3. DNS Client service is able to delete it’s entry under following circumstances:

a. When updating AAAA (IPv6) record, it deletes its old AAAA and A record first. A record may end up missing in the end if you are using DHCP Option 81 and 6to4 on client NIC. http://support.microsoft.com/kb/2782438

b. When DHCP option for DNS server changes, DNS client will go to the old DNS server to delete their entries before moving on to new DNS server for new registration.

c. In a multi-DNS-Server environment, bad timing may cause entries to be deleted by another DNS server trying to replicate to your DNS server. There is a Microsoft knowledgebase article for it but I don’t remember.

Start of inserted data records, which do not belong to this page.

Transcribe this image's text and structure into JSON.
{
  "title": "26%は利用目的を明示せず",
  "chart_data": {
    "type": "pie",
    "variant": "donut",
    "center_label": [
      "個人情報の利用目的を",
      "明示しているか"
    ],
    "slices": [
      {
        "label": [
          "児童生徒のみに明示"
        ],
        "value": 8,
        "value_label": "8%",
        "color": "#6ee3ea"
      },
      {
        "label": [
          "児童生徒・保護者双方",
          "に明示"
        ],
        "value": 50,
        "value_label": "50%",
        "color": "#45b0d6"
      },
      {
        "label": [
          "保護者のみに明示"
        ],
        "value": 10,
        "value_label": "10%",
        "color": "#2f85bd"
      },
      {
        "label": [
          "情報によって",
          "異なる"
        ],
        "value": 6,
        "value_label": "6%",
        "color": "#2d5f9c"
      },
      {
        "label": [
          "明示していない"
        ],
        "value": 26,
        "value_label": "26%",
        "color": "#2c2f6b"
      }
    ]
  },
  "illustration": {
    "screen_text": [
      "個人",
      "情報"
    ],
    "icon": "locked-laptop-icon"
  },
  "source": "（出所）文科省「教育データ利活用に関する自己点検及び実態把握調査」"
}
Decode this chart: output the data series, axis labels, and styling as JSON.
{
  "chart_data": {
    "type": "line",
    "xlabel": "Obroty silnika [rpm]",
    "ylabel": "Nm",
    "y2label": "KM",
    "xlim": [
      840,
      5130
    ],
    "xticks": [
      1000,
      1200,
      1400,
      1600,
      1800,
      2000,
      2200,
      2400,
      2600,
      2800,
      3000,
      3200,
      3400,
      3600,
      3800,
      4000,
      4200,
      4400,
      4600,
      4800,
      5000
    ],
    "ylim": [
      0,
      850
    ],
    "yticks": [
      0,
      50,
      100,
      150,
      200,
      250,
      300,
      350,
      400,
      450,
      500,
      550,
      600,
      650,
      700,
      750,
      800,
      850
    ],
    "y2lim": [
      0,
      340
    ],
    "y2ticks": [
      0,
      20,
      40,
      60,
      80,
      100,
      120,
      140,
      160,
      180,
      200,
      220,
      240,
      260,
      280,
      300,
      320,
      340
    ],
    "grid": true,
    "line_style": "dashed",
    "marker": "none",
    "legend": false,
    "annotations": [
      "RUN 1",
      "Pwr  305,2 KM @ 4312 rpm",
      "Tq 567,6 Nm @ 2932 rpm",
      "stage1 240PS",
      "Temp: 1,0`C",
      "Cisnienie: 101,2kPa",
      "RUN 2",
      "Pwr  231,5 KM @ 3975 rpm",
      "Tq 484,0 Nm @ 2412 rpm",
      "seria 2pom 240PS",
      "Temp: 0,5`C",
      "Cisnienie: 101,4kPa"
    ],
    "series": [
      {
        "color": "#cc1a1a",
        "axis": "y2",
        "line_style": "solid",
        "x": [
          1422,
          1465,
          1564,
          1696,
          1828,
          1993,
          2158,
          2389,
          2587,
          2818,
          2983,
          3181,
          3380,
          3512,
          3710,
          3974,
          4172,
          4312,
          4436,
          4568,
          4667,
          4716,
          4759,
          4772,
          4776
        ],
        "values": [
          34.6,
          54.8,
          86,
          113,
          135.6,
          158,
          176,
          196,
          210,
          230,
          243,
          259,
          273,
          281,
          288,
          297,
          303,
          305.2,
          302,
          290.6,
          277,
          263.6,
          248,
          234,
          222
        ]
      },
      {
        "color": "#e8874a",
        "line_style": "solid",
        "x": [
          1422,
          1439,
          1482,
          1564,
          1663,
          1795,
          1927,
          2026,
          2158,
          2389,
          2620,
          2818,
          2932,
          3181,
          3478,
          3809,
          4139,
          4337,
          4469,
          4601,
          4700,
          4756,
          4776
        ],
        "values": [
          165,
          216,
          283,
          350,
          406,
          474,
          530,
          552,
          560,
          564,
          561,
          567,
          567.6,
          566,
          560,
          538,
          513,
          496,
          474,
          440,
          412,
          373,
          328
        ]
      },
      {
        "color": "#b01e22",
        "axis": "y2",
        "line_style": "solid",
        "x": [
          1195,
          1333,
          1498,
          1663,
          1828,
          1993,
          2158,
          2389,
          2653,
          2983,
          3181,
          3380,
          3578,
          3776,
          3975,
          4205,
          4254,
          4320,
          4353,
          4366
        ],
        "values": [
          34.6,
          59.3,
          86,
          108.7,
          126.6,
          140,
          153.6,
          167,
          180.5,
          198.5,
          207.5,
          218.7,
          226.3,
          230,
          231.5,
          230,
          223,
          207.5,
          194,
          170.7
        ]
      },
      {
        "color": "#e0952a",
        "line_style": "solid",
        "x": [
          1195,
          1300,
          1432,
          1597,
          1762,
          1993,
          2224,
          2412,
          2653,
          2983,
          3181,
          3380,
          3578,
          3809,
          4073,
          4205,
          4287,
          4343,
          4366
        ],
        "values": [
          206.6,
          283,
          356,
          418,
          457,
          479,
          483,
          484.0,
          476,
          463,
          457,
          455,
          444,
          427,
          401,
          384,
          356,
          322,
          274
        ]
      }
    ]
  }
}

d. Stop DHCP client service on a machine with static IP address.

4. DNS Client deletes an entry by updating with TTL set to 0.

5. Within same site, DNS servers refresh between each other every 15 minutes by default. The Expiration time on SOA tab is for validity for refreshing/syncing between DNS servers within same site.

6. TTL is the time that the entry will stay in OS’ local DNS cache.

7. Linux does not have local DNS cache.

8. Between sites, domain replication take care of DNS replication, so the replication interval is long.

9. Secure DNS updates initiated by DNS Client have TTL value of 20 minutes.